Cette infrastructure est devenue un marché à part entière.

Les entreprises comme Nscale, CoreWeave ou Nebius cherchent précisément à devenir les fournisseurs indispensables de cette nouvelle économie.

Leur croissance dépend directement de l’augmentation des dépenses consacrées à l’IA.

Une valorisation de 30 milliards de dollars encore à confirmer

La valorisation évoquée autour de 30 milliards de dollars doit toutefois être considérée avec prudence.

Nscale a bien officiellement engagé le processus d’introduction en Bourse.

Mais le nombre d’actions qui seront proposées et leur prix n’ont pas encore été définitivement annoncés.

La valorisation de 30 milliards de dollars rapportée par Reuters constitue donc pour l’instant un objectif potentiel et non une valorisation définitive.

Goldman Sachs, JPMorgan et Morgan Stanley figurent parmi les banques chargées de piloter l’opération.

À titre de comparaison, une valorisation de 30 milliards de dollars représenterait plus de 200 fois le chiffre d’affaires généré par Nscale au premier semestre 2026.

Mais ce multiple brut reflète imparfaitement le modèle économique de l’entreprise.

Les investisseurs ne valorisent pas uniquement les revenus actuels.

Ils valorisent surtout les infrastructures en construction et les contrats susceptibles de produire plusieurs milliards de dollars de revenus dans les prochaines années.

L’IPO de Nscale sera un test majeur pour la bulle des infrastructures IA

L’introduction en Bourse de Nscale pourrait donc devenir beaucoup plus qu’une simple IPO technologique.

Elle permettra de mesurer combien les marchés financiers sont encore prêts à payer pour financer l’expansion des infrastructures nécessaires à l’intelligence artificielle.

Les chiffres illustrent parfaitement l’ampleur du pari :

140,6 millions de dollars de chiffre d’affaires au premier semestre.
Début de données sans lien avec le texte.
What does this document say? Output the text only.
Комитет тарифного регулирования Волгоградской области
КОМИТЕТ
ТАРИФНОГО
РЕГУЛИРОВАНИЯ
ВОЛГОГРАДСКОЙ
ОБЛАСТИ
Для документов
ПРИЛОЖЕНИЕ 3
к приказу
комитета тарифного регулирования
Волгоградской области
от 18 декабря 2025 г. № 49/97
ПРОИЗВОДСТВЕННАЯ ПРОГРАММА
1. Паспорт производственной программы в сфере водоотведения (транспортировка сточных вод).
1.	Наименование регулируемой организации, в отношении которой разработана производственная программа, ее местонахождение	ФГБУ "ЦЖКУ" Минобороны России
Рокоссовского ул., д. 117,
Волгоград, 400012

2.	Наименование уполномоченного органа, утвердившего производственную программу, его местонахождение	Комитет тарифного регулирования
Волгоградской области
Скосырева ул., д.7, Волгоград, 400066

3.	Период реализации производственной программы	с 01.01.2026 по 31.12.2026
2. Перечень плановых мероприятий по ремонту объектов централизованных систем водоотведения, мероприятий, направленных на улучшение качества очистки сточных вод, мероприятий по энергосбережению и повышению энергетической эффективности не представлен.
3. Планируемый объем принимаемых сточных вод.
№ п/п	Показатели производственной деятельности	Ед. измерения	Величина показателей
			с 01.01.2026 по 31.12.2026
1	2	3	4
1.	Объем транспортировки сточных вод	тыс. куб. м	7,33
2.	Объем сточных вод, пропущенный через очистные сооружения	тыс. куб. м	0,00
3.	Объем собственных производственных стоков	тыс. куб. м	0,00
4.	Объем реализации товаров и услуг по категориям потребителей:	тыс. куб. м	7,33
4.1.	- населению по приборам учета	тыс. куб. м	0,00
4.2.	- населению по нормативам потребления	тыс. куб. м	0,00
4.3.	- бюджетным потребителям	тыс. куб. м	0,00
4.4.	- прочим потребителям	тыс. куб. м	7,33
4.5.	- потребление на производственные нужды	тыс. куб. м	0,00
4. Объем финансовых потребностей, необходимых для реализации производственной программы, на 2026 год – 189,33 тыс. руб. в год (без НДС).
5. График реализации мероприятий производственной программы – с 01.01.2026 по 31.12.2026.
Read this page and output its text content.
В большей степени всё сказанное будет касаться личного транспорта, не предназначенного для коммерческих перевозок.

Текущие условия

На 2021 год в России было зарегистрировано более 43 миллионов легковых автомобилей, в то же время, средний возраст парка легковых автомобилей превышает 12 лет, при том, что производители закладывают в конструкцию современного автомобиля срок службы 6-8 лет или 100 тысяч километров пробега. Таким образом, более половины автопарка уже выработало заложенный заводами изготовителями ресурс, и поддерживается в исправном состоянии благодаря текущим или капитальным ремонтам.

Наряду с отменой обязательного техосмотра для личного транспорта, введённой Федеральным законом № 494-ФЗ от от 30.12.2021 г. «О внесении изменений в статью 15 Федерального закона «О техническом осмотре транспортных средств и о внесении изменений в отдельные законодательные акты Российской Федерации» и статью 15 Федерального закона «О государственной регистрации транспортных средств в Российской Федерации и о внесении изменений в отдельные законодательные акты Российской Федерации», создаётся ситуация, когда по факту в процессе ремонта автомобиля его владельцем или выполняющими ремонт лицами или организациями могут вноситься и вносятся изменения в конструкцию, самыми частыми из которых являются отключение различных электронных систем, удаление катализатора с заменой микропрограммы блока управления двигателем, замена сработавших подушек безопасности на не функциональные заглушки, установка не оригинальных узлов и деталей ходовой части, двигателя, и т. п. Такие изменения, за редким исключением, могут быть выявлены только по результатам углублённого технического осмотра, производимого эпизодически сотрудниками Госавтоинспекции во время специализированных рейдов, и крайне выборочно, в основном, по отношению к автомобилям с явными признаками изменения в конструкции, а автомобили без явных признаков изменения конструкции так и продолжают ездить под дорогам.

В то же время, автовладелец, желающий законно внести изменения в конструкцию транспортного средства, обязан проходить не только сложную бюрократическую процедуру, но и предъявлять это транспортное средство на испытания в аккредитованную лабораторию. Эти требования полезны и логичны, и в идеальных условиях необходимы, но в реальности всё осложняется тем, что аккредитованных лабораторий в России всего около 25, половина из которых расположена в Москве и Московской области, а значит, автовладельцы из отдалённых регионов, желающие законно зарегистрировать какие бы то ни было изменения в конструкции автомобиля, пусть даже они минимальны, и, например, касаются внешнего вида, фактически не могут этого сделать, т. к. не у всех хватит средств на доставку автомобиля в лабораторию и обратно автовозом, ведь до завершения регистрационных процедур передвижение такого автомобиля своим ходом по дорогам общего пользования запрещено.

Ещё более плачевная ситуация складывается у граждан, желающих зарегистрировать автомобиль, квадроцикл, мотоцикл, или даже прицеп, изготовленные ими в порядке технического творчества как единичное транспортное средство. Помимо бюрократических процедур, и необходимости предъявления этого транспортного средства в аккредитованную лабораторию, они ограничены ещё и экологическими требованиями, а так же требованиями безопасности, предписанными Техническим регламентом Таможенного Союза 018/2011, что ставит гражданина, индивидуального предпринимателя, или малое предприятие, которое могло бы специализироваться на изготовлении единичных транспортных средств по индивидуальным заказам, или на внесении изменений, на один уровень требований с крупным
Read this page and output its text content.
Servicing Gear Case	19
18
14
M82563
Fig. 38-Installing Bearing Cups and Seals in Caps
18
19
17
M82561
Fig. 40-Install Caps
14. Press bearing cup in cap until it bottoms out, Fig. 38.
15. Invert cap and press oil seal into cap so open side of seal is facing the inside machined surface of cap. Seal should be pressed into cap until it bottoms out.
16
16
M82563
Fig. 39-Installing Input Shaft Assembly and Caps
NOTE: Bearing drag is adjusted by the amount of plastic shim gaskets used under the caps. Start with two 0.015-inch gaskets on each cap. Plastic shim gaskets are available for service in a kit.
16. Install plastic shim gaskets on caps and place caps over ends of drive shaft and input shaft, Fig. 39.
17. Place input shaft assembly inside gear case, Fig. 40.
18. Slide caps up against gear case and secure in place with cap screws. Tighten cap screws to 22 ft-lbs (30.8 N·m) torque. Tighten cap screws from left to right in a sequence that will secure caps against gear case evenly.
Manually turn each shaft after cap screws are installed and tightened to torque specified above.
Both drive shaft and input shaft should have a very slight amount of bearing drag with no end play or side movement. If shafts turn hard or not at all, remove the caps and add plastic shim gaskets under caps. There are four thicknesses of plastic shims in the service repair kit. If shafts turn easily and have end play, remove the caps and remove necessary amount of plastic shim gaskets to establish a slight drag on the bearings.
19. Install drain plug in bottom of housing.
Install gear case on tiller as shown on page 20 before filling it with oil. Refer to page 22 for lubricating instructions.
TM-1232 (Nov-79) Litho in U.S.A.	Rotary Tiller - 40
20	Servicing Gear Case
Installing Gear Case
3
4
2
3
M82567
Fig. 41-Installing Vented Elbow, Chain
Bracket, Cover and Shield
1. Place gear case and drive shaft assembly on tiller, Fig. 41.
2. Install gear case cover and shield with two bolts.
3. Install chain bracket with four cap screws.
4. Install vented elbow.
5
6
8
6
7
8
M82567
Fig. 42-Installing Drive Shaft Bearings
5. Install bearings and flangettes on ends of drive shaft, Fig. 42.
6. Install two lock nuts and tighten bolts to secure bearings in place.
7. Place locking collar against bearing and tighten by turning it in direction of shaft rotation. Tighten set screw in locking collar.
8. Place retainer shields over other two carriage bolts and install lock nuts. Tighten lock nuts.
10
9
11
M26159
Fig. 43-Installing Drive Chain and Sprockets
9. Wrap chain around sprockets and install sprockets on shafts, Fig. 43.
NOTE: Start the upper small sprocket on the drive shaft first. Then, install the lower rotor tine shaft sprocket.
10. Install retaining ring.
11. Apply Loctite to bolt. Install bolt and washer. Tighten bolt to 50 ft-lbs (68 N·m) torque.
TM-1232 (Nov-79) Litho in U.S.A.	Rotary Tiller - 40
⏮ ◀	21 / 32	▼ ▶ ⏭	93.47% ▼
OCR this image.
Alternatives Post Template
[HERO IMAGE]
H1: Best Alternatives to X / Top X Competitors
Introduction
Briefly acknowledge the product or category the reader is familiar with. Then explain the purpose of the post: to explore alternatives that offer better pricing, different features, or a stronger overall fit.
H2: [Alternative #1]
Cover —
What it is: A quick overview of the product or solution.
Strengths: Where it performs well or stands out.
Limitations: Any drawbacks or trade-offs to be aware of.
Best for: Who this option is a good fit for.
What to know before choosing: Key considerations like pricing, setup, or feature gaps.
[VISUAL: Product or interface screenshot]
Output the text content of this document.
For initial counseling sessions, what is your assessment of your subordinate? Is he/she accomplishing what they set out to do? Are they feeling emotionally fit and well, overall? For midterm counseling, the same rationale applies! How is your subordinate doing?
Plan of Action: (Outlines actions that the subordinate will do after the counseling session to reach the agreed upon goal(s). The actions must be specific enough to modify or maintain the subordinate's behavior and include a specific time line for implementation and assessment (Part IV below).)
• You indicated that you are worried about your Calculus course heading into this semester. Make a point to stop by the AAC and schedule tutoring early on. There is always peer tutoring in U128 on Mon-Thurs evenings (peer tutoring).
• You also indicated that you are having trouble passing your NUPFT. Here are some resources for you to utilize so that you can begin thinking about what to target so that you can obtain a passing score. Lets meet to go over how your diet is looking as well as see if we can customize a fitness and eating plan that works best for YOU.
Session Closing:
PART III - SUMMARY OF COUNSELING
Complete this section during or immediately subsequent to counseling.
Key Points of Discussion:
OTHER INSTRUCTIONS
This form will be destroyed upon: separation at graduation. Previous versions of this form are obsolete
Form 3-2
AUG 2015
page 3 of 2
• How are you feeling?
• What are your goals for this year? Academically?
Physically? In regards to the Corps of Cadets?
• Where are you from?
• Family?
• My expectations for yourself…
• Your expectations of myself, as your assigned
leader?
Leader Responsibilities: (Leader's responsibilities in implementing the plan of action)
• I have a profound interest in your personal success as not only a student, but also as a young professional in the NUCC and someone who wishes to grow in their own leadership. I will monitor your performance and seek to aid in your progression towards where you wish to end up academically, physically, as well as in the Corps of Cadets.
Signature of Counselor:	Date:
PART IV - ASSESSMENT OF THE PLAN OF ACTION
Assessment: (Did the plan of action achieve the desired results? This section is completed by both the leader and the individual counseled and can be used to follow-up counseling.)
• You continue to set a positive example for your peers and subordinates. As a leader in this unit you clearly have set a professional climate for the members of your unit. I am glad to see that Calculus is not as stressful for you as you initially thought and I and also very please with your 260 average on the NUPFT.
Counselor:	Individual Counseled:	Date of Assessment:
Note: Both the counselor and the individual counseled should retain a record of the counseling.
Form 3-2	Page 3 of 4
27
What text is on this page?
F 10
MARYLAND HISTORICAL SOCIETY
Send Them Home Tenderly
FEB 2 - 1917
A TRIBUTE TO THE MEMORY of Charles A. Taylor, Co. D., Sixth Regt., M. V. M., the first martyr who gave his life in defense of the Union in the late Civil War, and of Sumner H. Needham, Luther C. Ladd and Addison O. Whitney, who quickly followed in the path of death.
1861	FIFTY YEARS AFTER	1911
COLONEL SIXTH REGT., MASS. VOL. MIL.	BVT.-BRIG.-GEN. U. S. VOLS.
Une croissance de 1 252 %. Plus de 103 milliards de dollars de contrats actifs ou contractualisés. 1,02 milliard de dollars de perte nette.

Et potentiellement 30 milliards de dollars de valorisation.

Ces chiffres peuvent sembler contradictoires lorsqu’on analyse Nscale comme une entreprise technologique traditionnelle.

Ils le sont beaucoup moins lorsqu’on considère ce que l’entreprise cherche réellement à construire : une infrastructure mondiale capable d’alimenter la prochaine génération de modèles d’intelligence artificielle.

L’IPO de Nscale permettra désormais de savoir combien Wall Street est prête à payer pour cette promesse.